Ce parquet spécialisé est compétent pour connaître des infractions terroristes, des infractions relatives à la prolifération d'armes de destruction massive, des crimes contre l'humanité, des crimes et délits de guerre, des crimes de torture et de disparitions forcées commises par les autorités étatiques. Il dispose d'une compétence concurrente avec celle des autres parquets, ce qui lui permet de se concentrer sur les dossiers dont l'importance justifie qu'ils soient traités par un parquet national.
Pour les affaires entrant dans son champ de compétences, il exerce les fonctions du ministère public, que ce soit au stade de l'enquête ou de l'information judiciaire, du jugement ou de l'exécution et de l'application des peines. Il s'appuie sur un réseau de référents désignés dans les parquets dont les ressorts sont particulièrement exposés à un risque de radicalisation violente. En cas de crise, ses effectifs peuvent être renforcés par des magistrats du parquet de Paris.
L'article 5 du projet de loi vise à modifier le code de procédure pénale afin de procéder à plusieurs ajustements concernant les compétences du PNAT.
Le 1° et le 2° tendent à modifier les articles 627-1, 627-2 et 627-3 du code de procédure pénale afin de donner une responsabilité nouvelle au PNAT en matière de coopération avec la Cour pénale internationale (CPI).

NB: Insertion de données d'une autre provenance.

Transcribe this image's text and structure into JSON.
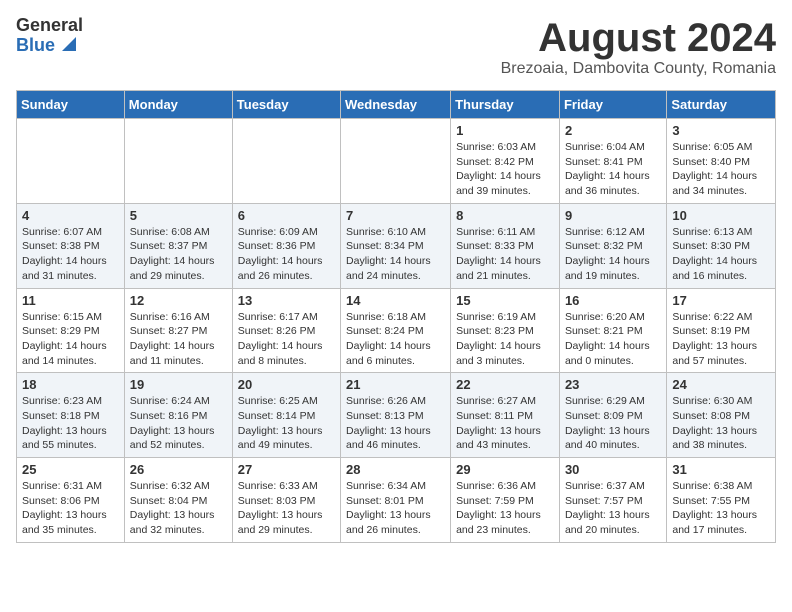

Le procureur de la République antiterroriste serait ainsi chargé, en lieu et place du procureur de la République de Paris, de recevoir et d'exécuter les demandes d'entraide adressées à la France par la CPI sur le fondement de l'article 87 du statut de Rome du 18 juillet 1998, qui l'autorise à adresser des demandes de coopération aux États parties.
De même, le procureur de la République antiterroriste serait dorénavant chargé d'exécuter sur le territoire national les mesures conservatoires décidées par la Cour en application du k du paragraphe 1 de l'article 93 du statut de Rome. Ces mesures conservatoires peuvent consister en l'identification, la localisation, le gel ou la saisie du produit des crimes, des biens, des avoirs et des instruments qui sont liés aux crimes, aux fins de leur confiscation éventuelle, sans préjudice des droits des tiers de bonne foi.
Le 3° vise à modifier l'article 628-1 du code de procédure pénale afin de permettre au procureur de la République antiterroriste de représenter le ministère public devant la cour d'assises de Paris dans les affaires de crimes contre l'humanité, de crimes et délits de guerre ou de torture dont il s'est saisi.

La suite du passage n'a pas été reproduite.